Documentation
¶
Overview ¶
Package compare provides a model comparison tool that runs the same prompts through multiple models and compares their performance metrics.
Index ¶
Constants ¶
This section is empty.
Variables ¶
This section is empty.
Functions ¶
func FormatJSON ¶
func FormatJSON(w io.Writer, cr *ComparisonResult) error
FormatJSON writes the comparison result as indented JSON to w.
func FormatTable ¶
func FormatTable(w io.Writer, cr *ComparisonResult) error
FormatTable writes a comparison table to w using text/tabwriter.
Types ¶
type ComparisonResult ¶
type ComparisonResult struct {
Results []ModelResult `json:"results"`
Rankings []Ranking `json:"rankings"`
}
ComparisonResult holds the full comparison output.
type Config ¶
type Config struct {
Models []ModelSpec `json:"models"`
Prompts []string `json:"prompts"`
Metrics []string `json:"metrics"`
}
Config controls a model comparison run.
type InferFunc ¶
type InferFunc func(ctx context.Context, model ModelSpec, prompt string) (text string, metrics map[string]float64, err error)
InferFunc is the function signature for running inference on a model. It takes a model spec and prompt, and returns the generated text along with collected metrics (throughput_tok_s, latency_ms, memory_mb, perplexity).
type ModelComparator ¶
type ModelComparator struct {
// contains filtered or unexported fields
}
ModelComparator compares multiple models on the same set of prompts.
func NewModelComparator ¶
func NewModelComparator(cfg Config, infer InferFunc) *ModelComparator
NewModelComparator creates a new comparator with the given config and inference function.
func (*ModelComparator) Compare ¶
func (mc *ModelComparator) Compare(ctx context.Context) (*ComparisonResult, error)
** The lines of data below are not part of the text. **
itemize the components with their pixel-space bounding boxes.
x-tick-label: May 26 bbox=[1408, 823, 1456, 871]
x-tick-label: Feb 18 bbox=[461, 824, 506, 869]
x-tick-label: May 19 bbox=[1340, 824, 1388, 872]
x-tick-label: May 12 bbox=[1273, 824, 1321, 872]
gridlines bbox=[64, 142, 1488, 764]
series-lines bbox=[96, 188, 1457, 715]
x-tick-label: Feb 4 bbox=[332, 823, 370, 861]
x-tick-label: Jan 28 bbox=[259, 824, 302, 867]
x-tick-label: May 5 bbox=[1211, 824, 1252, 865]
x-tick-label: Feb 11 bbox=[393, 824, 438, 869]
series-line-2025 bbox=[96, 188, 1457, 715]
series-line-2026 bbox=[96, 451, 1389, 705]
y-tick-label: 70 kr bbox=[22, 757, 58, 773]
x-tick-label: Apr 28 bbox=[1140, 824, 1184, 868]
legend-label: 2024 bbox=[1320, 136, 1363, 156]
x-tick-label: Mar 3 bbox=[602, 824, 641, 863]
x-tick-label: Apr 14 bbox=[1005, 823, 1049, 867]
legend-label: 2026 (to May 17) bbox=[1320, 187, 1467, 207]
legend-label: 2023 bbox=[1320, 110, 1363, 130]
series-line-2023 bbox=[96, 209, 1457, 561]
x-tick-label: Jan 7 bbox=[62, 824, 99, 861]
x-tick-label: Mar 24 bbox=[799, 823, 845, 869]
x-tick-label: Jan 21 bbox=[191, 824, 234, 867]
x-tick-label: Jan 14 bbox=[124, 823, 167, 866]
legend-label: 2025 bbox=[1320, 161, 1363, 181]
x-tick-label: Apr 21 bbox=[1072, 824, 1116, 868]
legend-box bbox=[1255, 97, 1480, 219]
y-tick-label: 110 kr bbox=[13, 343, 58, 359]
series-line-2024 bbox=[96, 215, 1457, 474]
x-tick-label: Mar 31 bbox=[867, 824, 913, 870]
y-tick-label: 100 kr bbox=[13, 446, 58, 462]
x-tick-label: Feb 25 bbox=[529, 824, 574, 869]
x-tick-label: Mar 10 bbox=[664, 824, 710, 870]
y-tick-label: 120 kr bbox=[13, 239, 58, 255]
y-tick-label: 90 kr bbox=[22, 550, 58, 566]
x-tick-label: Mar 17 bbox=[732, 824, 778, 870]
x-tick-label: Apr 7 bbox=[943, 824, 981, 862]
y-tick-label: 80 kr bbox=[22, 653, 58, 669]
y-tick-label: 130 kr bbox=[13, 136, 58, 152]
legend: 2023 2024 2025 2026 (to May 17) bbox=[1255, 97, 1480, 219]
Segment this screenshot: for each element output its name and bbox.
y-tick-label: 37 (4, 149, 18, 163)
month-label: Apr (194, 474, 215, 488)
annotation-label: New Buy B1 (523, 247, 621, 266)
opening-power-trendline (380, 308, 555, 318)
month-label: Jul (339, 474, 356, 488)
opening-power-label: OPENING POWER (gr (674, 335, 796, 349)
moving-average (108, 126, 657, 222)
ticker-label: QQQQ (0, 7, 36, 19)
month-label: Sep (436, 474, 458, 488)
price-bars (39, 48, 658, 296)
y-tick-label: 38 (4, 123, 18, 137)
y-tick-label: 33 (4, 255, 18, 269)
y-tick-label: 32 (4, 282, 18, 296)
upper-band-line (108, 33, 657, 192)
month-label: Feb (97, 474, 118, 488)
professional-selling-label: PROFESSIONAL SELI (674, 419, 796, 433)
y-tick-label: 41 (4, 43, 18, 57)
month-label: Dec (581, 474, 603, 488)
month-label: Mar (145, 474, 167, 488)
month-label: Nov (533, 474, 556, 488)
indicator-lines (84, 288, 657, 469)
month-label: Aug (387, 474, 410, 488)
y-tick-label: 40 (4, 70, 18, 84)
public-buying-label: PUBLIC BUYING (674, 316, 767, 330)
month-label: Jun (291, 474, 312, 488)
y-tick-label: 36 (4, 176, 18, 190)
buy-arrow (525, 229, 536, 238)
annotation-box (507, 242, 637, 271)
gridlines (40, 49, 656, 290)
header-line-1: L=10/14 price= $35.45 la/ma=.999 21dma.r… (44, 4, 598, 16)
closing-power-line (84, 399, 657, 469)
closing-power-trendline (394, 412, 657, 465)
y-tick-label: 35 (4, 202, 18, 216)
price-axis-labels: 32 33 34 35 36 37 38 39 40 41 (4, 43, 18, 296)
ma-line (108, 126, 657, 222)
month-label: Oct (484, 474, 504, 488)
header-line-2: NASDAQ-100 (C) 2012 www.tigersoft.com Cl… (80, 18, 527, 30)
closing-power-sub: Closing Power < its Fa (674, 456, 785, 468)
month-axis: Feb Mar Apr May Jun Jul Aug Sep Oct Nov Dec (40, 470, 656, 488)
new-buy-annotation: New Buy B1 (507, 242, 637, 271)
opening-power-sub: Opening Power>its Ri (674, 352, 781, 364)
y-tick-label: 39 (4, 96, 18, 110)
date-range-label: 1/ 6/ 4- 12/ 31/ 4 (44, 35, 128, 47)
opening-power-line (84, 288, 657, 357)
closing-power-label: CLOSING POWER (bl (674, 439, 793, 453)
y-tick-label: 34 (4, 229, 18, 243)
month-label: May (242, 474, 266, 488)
Compare runs all prompts through all models and returns the comparison result.
type ModelResult ¶
type ModelResult struct {
Model ModelSpec `json:"model"`
Metrics map[string]float64 `json:"metrics"`
StdDev map[string]float64 `json:"std_dev"`
// PerPrompt holds the raw metrics for each prompt.
PerPrompt []map[string]float64 `json:"per_prompt"`
}
ModelResult holds the aggregated results for a single model.